During this time, Karlie has also been a member of the Aboriginal and Torres Strait Islander Healing Foundations' Interim Youth Advisory Group and currently sits on the executive committee of Just Reinvest NSW. She is passionate about healing for Aboriginal and Torres Strait Islander peoples and communities, particularly from intergenerational trauma as a result of historic and current government interventions.


DR MICK CREATI
PAEDIATRICIAN & ADOLESCENT PHYSICIAN   

Dr Mick Creati was Head of the Medical Services, in the Parkville Youth Justice Precinct 2012-2014. In 2016, he was summoned to provide evidence to the Royal Commission on the Protection and Detention of Children in the Northern Territory regarding the standards of health care for children in detention.  

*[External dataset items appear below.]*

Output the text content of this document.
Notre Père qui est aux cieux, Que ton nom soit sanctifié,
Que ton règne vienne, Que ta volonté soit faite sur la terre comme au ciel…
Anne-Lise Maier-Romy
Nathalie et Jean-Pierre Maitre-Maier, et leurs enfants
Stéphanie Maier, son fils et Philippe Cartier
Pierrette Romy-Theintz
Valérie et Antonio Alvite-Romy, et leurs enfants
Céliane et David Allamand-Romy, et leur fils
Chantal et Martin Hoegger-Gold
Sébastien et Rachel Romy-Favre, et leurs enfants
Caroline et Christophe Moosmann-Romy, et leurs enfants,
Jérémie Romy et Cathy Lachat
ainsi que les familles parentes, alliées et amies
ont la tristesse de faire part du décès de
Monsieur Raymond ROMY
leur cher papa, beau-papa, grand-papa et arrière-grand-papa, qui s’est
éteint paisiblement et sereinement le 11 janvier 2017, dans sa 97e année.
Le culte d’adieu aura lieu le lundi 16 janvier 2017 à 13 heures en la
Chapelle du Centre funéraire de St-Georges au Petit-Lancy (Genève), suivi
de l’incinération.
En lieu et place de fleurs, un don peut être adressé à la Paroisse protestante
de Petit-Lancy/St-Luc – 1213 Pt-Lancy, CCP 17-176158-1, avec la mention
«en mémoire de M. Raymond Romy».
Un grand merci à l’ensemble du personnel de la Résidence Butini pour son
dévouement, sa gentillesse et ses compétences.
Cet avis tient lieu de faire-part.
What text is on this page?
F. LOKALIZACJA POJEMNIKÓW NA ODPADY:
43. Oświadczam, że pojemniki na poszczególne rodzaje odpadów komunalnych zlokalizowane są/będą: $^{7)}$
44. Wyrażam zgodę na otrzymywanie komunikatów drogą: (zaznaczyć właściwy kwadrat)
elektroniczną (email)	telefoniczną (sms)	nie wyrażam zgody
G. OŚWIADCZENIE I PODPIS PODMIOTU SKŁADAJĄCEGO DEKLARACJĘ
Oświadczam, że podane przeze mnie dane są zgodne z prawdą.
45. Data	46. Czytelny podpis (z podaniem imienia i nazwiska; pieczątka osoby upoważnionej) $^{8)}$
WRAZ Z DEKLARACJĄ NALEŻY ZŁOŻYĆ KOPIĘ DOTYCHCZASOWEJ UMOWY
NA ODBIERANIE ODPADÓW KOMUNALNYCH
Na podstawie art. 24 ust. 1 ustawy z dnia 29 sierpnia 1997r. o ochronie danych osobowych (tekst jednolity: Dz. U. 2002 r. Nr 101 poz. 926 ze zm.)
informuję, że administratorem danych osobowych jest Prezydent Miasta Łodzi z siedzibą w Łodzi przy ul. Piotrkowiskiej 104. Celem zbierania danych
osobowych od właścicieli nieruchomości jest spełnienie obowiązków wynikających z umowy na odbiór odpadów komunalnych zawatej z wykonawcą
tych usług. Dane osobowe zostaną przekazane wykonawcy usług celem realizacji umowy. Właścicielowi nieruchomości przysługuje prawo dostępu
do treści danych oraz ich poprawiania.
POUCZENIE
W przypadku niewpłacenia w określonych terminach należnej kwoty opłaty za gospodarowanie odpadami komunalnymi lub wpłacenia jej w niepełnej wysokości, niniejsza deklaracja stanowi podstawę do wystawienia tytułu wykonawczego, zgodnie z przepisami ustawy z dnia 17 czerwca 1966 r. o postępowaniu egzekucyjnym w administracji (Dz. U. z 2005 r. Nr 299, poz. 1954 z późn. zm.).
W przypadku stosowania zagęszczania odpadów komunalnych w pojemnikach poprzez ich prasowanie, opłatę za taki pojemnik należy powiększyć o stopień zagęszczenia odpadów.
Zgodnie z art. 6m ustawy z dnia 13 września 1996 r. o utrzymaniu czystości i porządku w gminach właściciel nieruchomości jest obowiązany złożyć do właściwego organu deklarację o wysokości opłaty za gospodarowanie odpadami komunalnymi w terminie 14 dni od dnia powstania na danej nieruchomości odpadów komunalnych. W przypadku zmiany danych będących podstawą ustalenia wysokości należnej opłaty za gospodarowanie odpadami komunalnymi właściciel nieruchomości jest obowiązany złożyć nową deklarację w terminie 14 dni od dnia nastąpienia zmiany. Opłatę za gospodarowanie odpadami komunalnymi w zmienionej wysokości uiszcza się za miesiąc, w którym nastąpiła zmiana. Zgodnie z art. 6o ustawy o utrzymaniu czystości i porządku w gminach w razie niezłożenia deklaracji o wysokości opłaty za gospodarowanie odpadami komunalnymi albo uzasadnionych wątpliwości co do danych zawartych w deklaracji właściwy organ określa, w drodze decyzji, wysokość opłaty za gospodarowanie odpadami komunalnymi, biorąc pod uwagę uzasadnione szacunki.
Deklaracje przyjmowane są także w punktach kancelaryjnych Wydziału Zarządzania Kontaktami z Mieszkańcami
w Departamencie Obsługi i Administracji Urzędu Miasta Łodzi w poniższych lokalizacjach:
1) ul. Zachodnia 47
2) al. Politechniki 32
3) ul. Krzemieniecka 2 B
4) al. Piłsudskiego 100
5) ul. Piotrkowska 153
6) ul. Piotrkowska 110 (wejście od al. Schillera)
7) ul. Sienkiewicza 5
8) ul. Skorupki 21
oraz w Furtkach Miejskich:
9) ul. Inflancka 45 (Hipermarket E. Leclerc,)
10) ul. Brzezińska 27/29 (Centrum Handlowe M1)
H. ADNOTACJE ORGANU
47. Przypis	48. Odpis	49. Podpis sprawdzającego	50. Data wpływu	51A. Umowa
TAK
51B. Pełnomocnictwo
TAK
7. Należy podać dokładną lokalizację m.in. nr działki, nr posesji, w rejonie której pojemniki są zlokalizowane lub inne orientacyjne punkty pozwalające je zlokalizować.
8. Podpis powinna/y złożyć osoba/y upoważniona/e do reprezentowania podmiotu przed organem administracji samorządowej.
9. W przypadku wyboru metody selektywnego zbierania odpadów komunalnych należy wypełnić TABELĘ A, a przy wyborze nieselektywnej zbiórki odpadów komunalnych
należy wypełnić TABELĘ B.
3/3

Mick has for the last seven years worked two days a week as a Paediatrician at the Victorian Aboriginal Health Service, in Fitzroy, where many of his patients are involved in the Child Protection and/or the Youth Justice Systems.  

Mick has for the last 20 years also been employed as an Adolescent Physician in the Department of Adolescent Medicine at Royal Children’s Hospital. Mick is a Senior Fellow of the Royal Australasian College of Physicians and is the College’s spokesperson on Raising the Minimum Age of Criminal Responsibility. 


SOPHIE TREVITT
EXECUTIVE OFFICER, CHANGE THE RECORD

Sophie Trevitt is a solicitor, campaigner and strong advocate for reforming the justice system. Sophie is the Executive Officer of Change the Record and the ACT Co-Chair of Australian Lawyers for Human Rights.

Sophie has over ten years campaigning, media and communications experience working for a number of national NGOs and as a senior staffer in both state and federal politics. Sophie left a career in politics in Canberra to work as a lawyer in Alice Springs in 2016. She practiced in a wide range of civil and administrative law, before managing the youth prison and police accountability practice for an Aboriginal legal service in Alice Springs.

Sophie began work in Alice Springs as the Royal Commission into the Detention and Protection of Children in the Northern Territory was underway. In her time practicing as a lawyer in Alice Springs, she was not aware of a single non-Indigenous child that was incarcerated in the Alice Springs Youth Detention Centre.